渴
離開的那天,正好是寒流南下,他送我去搭機場大巴,天是結結實實地冷,他和我,是結結實實地相對無言。坐在候機廳裏看到的南京天空,已經開始有點雨雪霏霏了,以至於到了雲層之上,驟來的白亮日光,在看慣了冬日慘淡陽光的眼睛裏,竟帶了殺氣,像白刃。我想,好了好了,我就要飛過身下蟻行般的中國東南海岸線,以及和這條海岸線平行的降雨帶,還有這塊灰色的雨區,我就要看見我的大海了,我想了它兩年,請原諒,我知道我年已老大,抒情應該節製與深沉,我隻是沒辦法解釋,關於我的渴。
飛機降落時,機場的草地綠意就比南京盛得多,像是從冷色調的荷蘭畫派中起飛,降落在拉斐爾前派中,紅花照亮離人眼,綠樹翻滾如碧濤,濃烈、飽滿,想起一篇小說:《耳光響亮》,這麽大方潑墨的熱帶色彩真是扇我這個南京姑娘的耳光。熟練地搭上機場小巴,熟練地循跡找到當年的旅館,熟練地推開半朽的老式木頭窗,樓下的香樟樹已經長得青蔥逼人。小時候看誰誰的一篇小說,說她家樓下有一棵大樹,葉子茂盛得讓她感覺像綠濤拍岸,當時感覺這個女人真是忒矯情,原來,閩南的春天確實是這番盛大、早熟和洶湧。我覺得……渴。
放下行李就去看海,時已黃昏,公車在暮靄裏穿行,行人三兩拎著菜籃,情侶依傍而行,我這個愉快的單數,換了單衣,跳上82路車,坐到珍珠灣下來。
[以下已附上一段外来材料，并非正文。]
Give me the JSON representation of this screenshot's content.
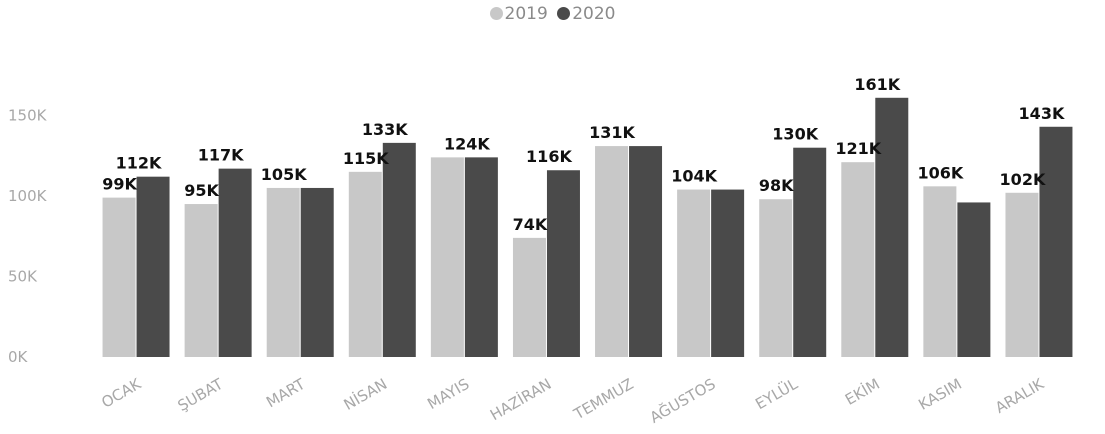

我想這片海,想了兩年,待見到了,卻完全不是我記憶中的模樣,記憶中的它是淡墨潑就,像中國水墨畫,滿蓄風雷的沉沉暮氣,僅有的留白處是天地間的沙鷗,可是眼前的它,卻是溫柔的灰紫色——勿忘我花失了水分,純藍墨水寫就的情書,筆墨褪色之後,就是那種溫柔的灰藍色,它溫柔得讓我想落淚。